Journal of Accounting and Financial Management (JAFM )
E-ISSN 2504-8856
P-ISSN 2695-2211
VOL. 10 NO. 9 2024
DOI: 10.56201/jafm.v10.no9.2024.pg299.314
Andabai, Priye Werigbelegha, Ph.D
This study explored the implication of stock market liquidity on stock market performance in Nigeria covering from 1993-2023. The study applied ex-post facto design and used secondary data subjected ordinary least model. The descriptive statistic applied for the study shows that all the series are normally distributed. The ordinary least square model was used for the analysis. Findings reveal that there is a favourable and substantial implication of stock market liquidity value traded ratio on all share index in Nigeria. However, there is also a positive significant impact of turnover ratio on all share index in Nigeria.
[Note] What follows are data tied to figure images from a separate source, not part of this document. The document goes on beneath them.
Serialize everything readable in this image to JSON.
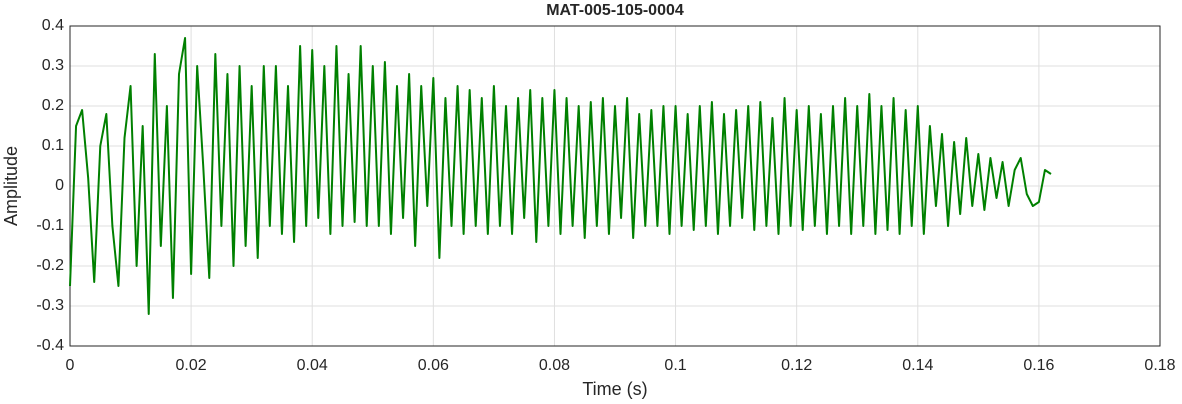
{
  "chart_data": {
    "type": "line",
    "title": "MAT-005-105-0004",
    "x_label": "Time (s)",
    "y_label": "Amplitude",
    "xlim": [
      0,
      0.18
    ],
    "xticks": [
      0,
      0.02,
      0.04,
      0.06,
      0.08,
      0.1,
      0.12,
      0.14,
      0.16,
      0.18
    ],
    "ylim": [
      -0.4,
      0.4
    ],
    "yticks": [
      -0.4,
      -0.3,
      -0.2,
      -0.1,
      0,
      0.1,
      0.2,
      0.3,
      0.4
    ],
    "grid": true,
    "series": [
      {
        "color": "#008000",
        "x": [
          0,
          0.001,
          0.002,
          0.003,
          0.004,
          0.005,
          0.006,
          0.007,
          0.008,
          0.009,
          0.01,
          0.011,
          0.012,
          0.013,
          0.014,
          0.015,
          0.016,
          0.017,
          0.018,
          0.019,
          0.02,
          0.021,
          0.022,
          0.023,
          0.024,
          0.025,
          0.026,
          0.027,
          0.028,
          0.029,
          0.03,
          0.031,
          0.032,
          0.033,
          0.034,
          0.035,
          0.036,
          0.037,
          0.038,
          0.039,
          0.04,
          0.041,
          0.042,
          0.043,
          0.044,
          0.045,
          0.046,
          0.047,
          0.048,
          0.049,
          0.05,
          0.051,
          0.052,
          0.053,
          0.054,
          0.055,
          0.056,
          0.057,
          0.058,
          0.059,
          0.06,
          0.061,
          0.062,
          0.063,
          0.064,
          0.065,
          0.066,
          0.067,
          0.068,
          0.069,
          0.07,
          0.071,
          0.072,
          0.073,
          0.074,
          0.075,
          0.076,
          0.077,
          0.078,
          0.079,
          0.08,
          0.081,
          0.082,
          0.083,
          0.084,
          0.085,
          0.086,
          0.087,
          0.088,
          0.089,
          0.09,
          0.091,
          0.092,
          0.093,
          0.094,
          0.095,
          0.096,
          0.097,
          0.098,
          0.099,
          0.1,
          0.101,
          0.102,
          0.103,
          0.104,
          0.105,
          0.106,
          0.107,
          0.108,
          0.109,
          0.11,
          0.111,
          0.112,
          0.113,
          0.114,
          0.115,
          0.116,
          0.117,
          0.118,
          0.119,
          0.12,
          0.121,
          0.122,
          0.123,
          0.124,
          0.125,
          0.126,
          0.127,
          0.128,
          0.129,
          0.13,
          0.131,
          0.132,
          0.133,
          0.134,
          0.135,
          0.136,
          0.137,
          0.138,
          0.139,
          0.14,
          0.141,
          0.142,
          0.143,
          0.144,
          0.145,
          0.146,
          0.147,
          0.148,
          0.149,
          0.15,
          0.151,
          0.152,
          0.153,
          0.154,
          0.155,
          0.156,
          0.157,
          0.158,
          0.159,
          0.16,
          0.161,
          0.162
        ],
        "values": [
          -0.25,
          0.15,
          0.19,
          0.02,
          -0.24,
          0.1,
          0.18,
          -0.1,
          -0.25,
          0.12,
          0.25,
          -0.2,
          0.15,
          -0.32,
          0.33,
          -0.15,
          0.2,
          -0.28,
          0.28,
          0.37,
          -0.22,
          0.3,
          0.05,
          -0.23,
          0.33,
          -0.1,
          0.28,
          -0.2,
          0.3,
          -0.15,
          0.25,
          -0.18,
          0.3,
          -0.1,
          0.3,
          -0.12,
          0.25,
          -0.14,
          0.35,
          -0.1,
          0.34,
          -0.08,
          0.3,
          -0.12,
          0.35,
          -0.1,
          0.28,
          -0.09,
          0.35,
          -0.1,
          0.3,
          -0.1,
          0.31,
          -0.12,
          0.25,
          -0.08,
          0.28,
          -0.15,
          0.25,
          -0.05,
          0.27,
          -0.18,
          0.22,
          -0.1,
          0.25,
          -0.12,
          0.24,
          -0.1,
          0.22,
          -0.12,
          0.25,
          -0.1,
          0.2,
          -0.12,
          0.22,
          -0.08,
          0.24,
          -0.14,
          0.22,
          -0.1,
          0.24,
          -0.12,
          0.22,
          -0.1,
          0.2,
          -0.13,
          0.21,
          -0.1,
          0.22,
          -0.12,
          0.2,
          -0.08,
          0.22,
          -0.13,
          0.18,
          -0.1,
          0.19,
          -0.1,
          0.2,
          -0.12,
          0.2,
          -0.1,
          0.18,
          -0.11,
          0.2,
          -0.1,
          0.21,
          -0.12,
          0.18,
          -0.1,
          0.19,
          -0.08,
          0.2,
          -0.11,
          0.21,
          -0.1,
          0.17,
          -0.12,
          0.22,
          -0.1,
          0.19,
          -0.11,
          0.2,
          -0.1,
          0.18,
          -0.12,
          0.2,
          -0.1,
          0.22,
          -0.12,
          0.2,
          -0.1,
          0.23,
          -0.12,
          0.2,
          -0.11,
          0.22,
          -0.12,
          0.19,
          -0.1,
          0.2,
          -0.12,
          0.15,
          -0.05,
          0.13,
          -0.1,
          0.11,
          -0.07,
          0.12,
          -0.05,
          0.08,
          -0.06,
          0.07,
          -0.03,
          0.06,
          -0.05,
          0.04,
          0.07,
          -0.02,
          -0.05,
          -0.04,
          0.04,
          0.03
        ]
      }
    ]
  }
}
The r2 suggest about 82% of the variations in stock market outcome in Nigeria can be explain by changes in stock market liquidity variables. The study concludes that market liquidity significantly affect stock performance in Nigeria. Henceforth, the scholarly investigation proposes that in order to enhance and maintain the magnitude of the stock market liquidity variable in Nigeria, thereby exerting a greater influence on the performance of the stock market sector in Nigeria, it is vital to facilitate the accessibility of a wider array of investment instruments, including derivatives, convertibles, futures, swaps, and options, within the market. This will effectively augment the rate of turnover. Consequently, this phenomenon will engender a surge in the demand for the services rendered by the stock market, thereby fostering an augmented level of market liquidity. The commission should formulate policies that encourage firms to increase their post-tax profits and dividends, as these variables have been empirically demonstrated to have robust significance in influencing the fluctuations of the company's performance and the market's value.